True Colors

What are you when the summer's gone?

I heard some ministry in meeting once, and it went like this: the true color of the leaf is only revealed when the chlorophyll drains away in the fall. This means that leaves aren’t naturally green, they’re green because they’re filled with chlorophyll. The word is Greek, meaning “green leaf”. I have no idea if it’s true, but I’m going to run with it.

Chlorophyll is one of those scientific phenomena that make me believe in God more. I feel the same way about loudspeakers. Both are utterly miraculous to me. Chlorophyll is a green pigment which is essential to photosynthesis, the process by which plants convert light into energy. Without it, there would be no life on earth, period, end of story. And each spring, as the earth tilts towards the sun, this amazing pigment surges up through dormant plants and reaches for the sky. Then it makes love with light. And everything breaths and grows.

The season of transition: from golf to sledding.

But it’s the fall that has my attention now. Like many of us, I sense the fall as the beginning of things, attached as I am to the academic calendar. So the fall colors have always seemed to me to be a celebration of the year to some, the one that goes from September 1st to August 31st. I have never associated fall with things dying. I remember fall trips to the Farm in New Hampshire, just when school was really taking off, romances were beginning, and the holiday trifecta was on its way: Halloween-Thanksgiving-Christmas. So I think of these blazing leaves as banners. And yet, it must be said, it’s only because I know they will return in the spring, that I love them in the fall.

Pix taken in my backyard with iPhone using TiltShift Generator.

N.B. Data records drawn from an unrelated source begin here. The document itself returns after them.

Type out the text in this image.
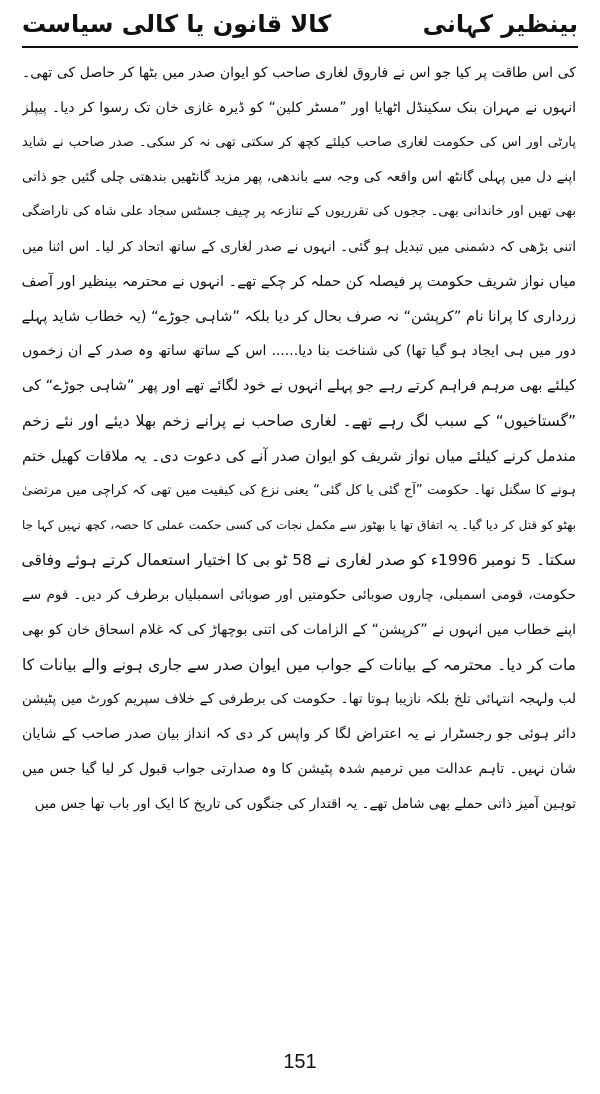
بینظیر کہانی
کالا قانون یا کالی سیاست
کی اس طاقت پر کیا جو اس نے فاروق لغاری صاحب کو ایوان صدر میں بٹھا کر حاصل کی تھی۔
انہوں نے مہران بنک سکینڈل اٹھایا اور ”مسٹر کلین“ کو ڈیرہ غازی خان تک رسوا کر دیا۔ پیپلز
پارٹی اور اس کی حکومت لغاری صاحب کیلئے کچھ کر سکتی تھی نہ کر سکی۔ صدر صاحب نے شاید
اپنے دل میں پہلی گانٹھ اس واقعہ کی وجہ سے باندھی، پھر مزید گانٹھیں بندھتی چلی گئیں جو ذاتی
بھی تھیں اور خاندانی بھی۔ ججوں کی تقرریوں کے تنازعہ پر چیف جسٹس سجاد علی شاہ کی ناراضگی
اتنی بڑھی کہ دشمنی میں تبدیل ہو گئی۔ انہوں نے صدر لغاری کے ساتھ اتحاد کر لیا۔ اس اثنا میں
میاں نواز شریف حکومت پر فیصلہ کن حملہ کر چکے تھے۔ انہوں نے محترمہ بینظیر اور آصف
زرداری کا پرانا نام ”کرپشن“ نہ صرف بحال کر دیا بلکہ ”شاہی جوڑے“ (یہ خطاب شاید پہلے
دور میں ہی ایجاد ہو گیا تھا) کی شناخت بنا دیا...... اس کے ساتھ ساتھ وہ صدر کے ان زخموں
کیلئے بھی مرہم فراہم کرتے رہے جو پہلے انہوں نے خود لگائے تھے اور پھر ”شاہی جوڑے“ کی
”گستاخیوں“ کے سبب لگ رہے تھے۔ لغاری صاحب نے پرانے زخم بھلا دیئے اور نئے زخم
مندمل کرنے کیلئے میاں نواز شریف کو ایوان صدر آنے کی دعوت دی۔ یہ ملاقات کھیل ختم
ہونے کا سگنل تھا۔ حکومت ”آج گئی یا کل گئی“ یعنی نزع کی کیفیت میں تھی کہ کراچی میں مرتضیٰ
بھٹو کو قتل کر دیا گیا۔ یہ اتفاق تھا یا بھٹوز سے مکمل نجات کی کسی حکمت عملی کا حصہ، کچھ نہیں کہا جا
سکتا۔ 5 نومبر 1996ء کو صدر لغاری نے 58 ٹو بی کا اختیار استعمال کرتے ہوئے وفاقی
حکومت، قومی اسمبلی، چاروں صوبائی حکومتیں اور صوبائی اسمبلیاں برطرف کر دیں۔ قوم سے
اپنے خطاب میں انہوں نے ”کرپشن“ کے الزامات کی اتنی بوچھاڑ کی کہ غلام اسحاق خان کو بھی
مات کر دیا۔ محترمہ کے بیانات کے جواب میں ایوان صدر سے جاری ہونے والے بیانات کا
لب ولہجہ انتہائی تلخ بلکہ نازیبا ہوتا تھا۔ حکومت کی برطرفی کے خلاف سپریم کورٹ میں پٹیشن
دائر ہوئی جو رجسٹرار نے یہ اعتراض لگا کر واپس کر دی کہ انداز بیان صدر صاحب کے شایان
شان نہیں۔ تاہم عدالت میں ترمیم شدہ پٹیشن کا وہ صدارتی جواب قبول کر لیا گیا جس میں
توہین آمیز ذاتی حملے بھی شامل تھے۔ یہ اقتدار کی جنگوں کی تاریخ کا ایک اور باب تھا جس میں
151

So these are the true colors. Perhaps this is speaking to my condition now because I am entering the autumn of my own life. I will be fifty in two years. Perhaps I am waxing poetic about the leaves because I sense the authenticity age brings, when we are done with all the reaching and the growing. So paradoxically we emerge into the bright and astonishing people we have been all along, hidden beneath the priorities of creation. They seem to curl up and relax as they let go, as they drop slowly to the earth which bore them, traveling occasionally on surprising journeys carried by gusts of wind. Perhaps the glorious colors announce: despair not! There is new life to come!

And yes, Cyndie Lauper gets a shout out. It’s one of those sappy songs I really like. Someone does a cover of it that makes me cry whenever I hear it. So, don’t be afraid . . . to let them show . . . your true colors.